I am not sure where this idea came about, but it's something I've heard a lot of, and it makes absolutely no sense. This is Econ 101.

Acme, Inc., has 100 shares of stock.
Bozo owns 60 shares of the stock (he is the majority owner).

Acme is currently trading at $10 a share. That means if someone wants to buy out Bozo, they would need to pay Bozo $600 for his shares.

What you are saying (and what others say in other circumstances) is that what Bozo really wants to drive down the shares to $6 a share, so he can sell them for ... wait for it ... $360.

This is the part what someone posts the underwear gnomes and writes, "PROFIT!!!!!"

That's not how the stock market works. It's even less understandable when you have people like the Unity CEO, who is likely also receiving compensation partly in stock options, which only make money when the stock goes up. And in terms of stock that he holds outright, of course he wants the highest possible value for it.

Driving the stock price down only helps potential buyers, not the seller. I truly don't understand why this idea has taken hold. Again, these are publicly traded companies, which means that at any given time the shares are freely transferable at the price point they are trading.

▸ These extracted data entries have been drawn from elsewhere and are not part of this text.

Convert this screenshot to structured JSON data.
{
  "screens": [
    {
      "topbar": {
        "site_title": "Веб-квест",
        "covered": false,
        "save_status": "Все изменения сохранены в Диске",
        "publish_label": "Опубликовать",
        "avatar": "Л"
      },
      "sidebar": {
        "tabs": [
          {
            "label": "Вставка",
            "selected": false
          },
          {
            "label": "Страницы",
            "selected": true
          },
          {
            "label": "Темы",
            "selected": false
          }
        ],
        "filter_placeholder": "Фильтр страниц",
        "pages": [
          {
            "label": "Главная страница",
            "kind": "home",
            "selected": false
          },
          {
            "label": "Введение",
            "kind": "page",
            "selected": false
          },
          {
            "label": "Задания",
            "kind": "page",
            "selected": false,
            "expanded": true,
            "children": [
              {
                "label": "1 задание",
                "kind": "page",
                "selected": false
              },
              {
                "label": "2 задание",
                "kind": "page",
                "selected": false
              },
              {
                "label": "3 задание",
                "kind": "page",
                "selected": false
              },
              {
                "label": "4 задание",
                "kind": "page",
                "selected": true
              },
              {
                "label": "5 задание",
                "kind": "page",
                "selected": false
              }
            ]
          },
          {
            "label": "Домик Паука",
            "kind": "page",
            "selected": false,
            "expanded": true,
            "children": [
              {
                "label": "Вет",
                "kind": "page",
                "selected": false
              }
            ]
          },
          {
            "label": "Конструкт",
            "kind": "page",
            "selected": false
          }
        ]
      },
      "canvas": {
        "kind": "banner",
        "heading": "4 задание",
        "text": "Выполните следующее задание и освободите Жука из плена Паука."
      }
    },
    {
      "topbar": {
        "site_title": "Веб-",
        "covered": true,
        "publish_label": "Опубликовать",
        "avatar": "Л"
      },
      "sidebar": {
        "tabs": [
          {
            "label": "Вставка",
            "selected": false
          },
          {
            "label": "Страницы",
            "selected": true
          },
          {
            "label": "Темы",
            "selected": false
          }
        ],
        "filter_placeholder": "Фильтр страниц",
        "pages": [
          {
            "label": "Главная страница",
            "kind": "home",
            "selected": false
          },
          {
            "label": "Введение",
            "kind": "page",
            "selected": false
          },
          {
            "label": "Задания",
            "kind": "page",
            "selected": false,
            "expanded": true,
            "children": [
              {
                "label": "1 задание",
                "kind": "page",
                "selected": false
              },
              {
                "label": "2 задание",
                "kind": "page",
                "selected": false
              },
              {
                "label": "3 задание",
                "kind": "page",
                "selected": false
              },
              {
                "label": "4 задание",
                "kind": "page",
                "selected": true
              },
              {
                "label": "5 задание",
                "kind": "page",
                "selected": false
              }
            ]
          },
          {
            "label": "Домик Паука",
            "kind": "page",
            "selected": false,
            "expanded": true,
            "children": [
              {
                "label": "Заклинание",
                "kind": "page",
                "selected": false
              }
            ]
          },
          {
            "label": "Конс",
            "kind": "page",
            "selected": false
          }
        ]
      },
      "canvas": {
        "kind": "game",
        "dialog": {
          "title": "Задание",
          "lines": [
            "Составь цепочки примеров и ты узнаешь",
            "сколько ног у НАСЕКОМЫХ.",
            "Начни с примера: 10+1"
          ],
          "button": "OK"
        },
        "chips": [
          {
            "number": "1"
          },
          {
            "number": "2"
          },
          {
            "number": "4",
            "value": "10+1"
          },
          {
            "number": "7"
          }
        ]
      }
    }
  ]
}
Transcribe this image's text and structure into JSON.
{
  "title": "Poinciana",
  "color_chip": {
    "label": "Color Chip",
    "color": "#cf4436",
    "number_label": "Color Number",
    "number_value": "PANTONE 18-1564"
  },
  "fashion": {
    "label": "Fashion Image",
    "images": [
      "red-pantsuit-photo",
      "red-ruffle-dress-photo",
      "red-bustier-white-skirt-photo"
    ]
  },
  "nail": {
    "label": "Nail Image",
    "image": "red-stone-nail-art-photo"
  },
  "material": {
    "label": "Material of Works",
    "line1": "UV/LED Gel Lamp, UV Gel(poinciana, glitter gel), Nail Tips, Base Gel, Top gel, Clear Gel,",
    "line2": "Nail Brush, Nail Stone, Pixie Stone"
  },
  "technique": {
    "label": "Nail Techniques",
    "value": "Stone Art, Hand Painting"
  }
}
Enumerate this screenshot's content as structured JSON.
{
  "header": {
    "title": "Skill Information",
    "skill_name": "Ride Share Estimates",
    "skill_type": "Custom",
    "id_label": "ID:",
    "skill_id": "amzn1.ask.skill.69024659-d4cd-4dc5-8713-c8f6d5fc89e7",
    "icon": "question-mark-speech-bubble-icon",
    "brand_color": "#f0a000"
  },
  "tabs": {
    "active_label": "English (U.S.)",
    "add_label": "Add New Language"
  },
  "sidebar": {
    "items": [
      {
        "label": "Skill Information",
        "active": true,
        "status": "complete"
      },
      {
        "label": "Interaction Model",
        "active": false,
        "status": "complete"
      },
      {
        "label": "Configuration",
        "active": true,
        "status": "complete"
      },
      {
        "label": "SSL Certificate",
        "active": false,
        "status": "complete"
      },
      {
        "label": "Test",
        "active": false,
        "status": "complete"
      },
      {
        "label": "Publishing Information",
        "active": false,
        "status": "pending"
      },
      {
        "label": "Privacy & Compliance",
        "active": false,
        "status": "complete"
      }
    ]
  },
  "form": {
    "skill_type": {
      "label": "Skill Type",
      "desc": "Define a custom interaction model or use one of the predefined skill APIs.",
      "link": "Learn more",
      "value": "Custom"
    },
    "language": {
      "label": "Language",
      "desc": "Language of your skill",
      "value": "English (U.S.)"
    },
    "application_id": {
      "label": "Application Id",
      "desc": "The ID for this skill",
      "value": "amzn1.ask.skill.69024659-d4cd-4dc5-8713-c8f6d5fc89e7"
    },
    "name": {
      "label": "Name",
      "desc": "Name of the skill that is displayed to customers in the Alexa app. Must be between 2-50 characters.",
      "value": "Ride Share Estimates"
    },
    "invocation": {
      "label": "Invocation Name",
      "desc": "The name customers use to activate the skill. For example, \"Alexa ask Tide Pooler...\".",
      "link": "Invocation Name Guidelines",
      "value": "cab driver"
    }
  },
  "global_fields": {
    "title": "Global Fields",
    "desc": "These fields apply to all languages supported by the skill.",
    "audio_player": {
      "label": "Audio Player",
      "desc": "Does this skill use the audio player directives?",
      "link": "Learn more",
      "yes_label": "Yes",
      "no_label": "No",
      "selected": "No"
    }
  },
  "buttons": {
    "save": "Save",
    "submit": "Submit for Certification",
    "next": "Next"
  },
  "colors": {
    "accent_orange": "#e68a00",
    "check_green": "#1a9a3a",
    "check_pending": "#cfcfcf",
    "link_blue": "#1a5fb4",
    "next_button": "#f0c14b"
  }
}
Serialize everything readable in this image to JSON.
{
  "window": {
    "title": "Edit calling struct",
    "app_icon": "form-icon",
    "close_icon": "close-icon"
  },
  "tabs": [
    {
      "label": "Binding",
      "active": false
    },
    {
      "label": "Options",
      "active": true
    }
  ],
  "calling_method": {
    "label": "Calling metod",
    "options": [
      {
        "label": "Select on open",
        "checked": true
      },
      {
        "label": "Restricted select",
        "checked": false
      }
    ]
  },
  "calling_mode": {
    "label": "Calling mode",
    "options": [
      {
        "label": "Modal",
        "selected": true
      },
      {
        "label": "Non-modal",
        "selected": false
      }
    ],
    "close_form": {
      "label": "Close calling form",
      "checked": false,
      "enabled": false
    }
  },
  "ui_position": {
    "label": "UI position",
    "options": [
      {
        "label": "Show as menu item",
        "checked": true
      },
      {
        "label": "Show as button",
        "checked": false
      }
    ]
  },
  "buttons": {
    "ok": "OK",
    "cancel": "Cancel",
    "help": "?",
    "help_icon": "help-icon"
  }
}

(For reference, according to public documents, Unity's President and CEO hold approximately 3.2 million shares. That is less than 1% of the approximately 383 million shares outstanding as of summer 2023).
Right. The logic only works if the CEO wants to short Unity stock which doesn't make any sense, because he owns a metric butt-tun of it already. He'd be losing on his long term investment, in order to make a very short term profit.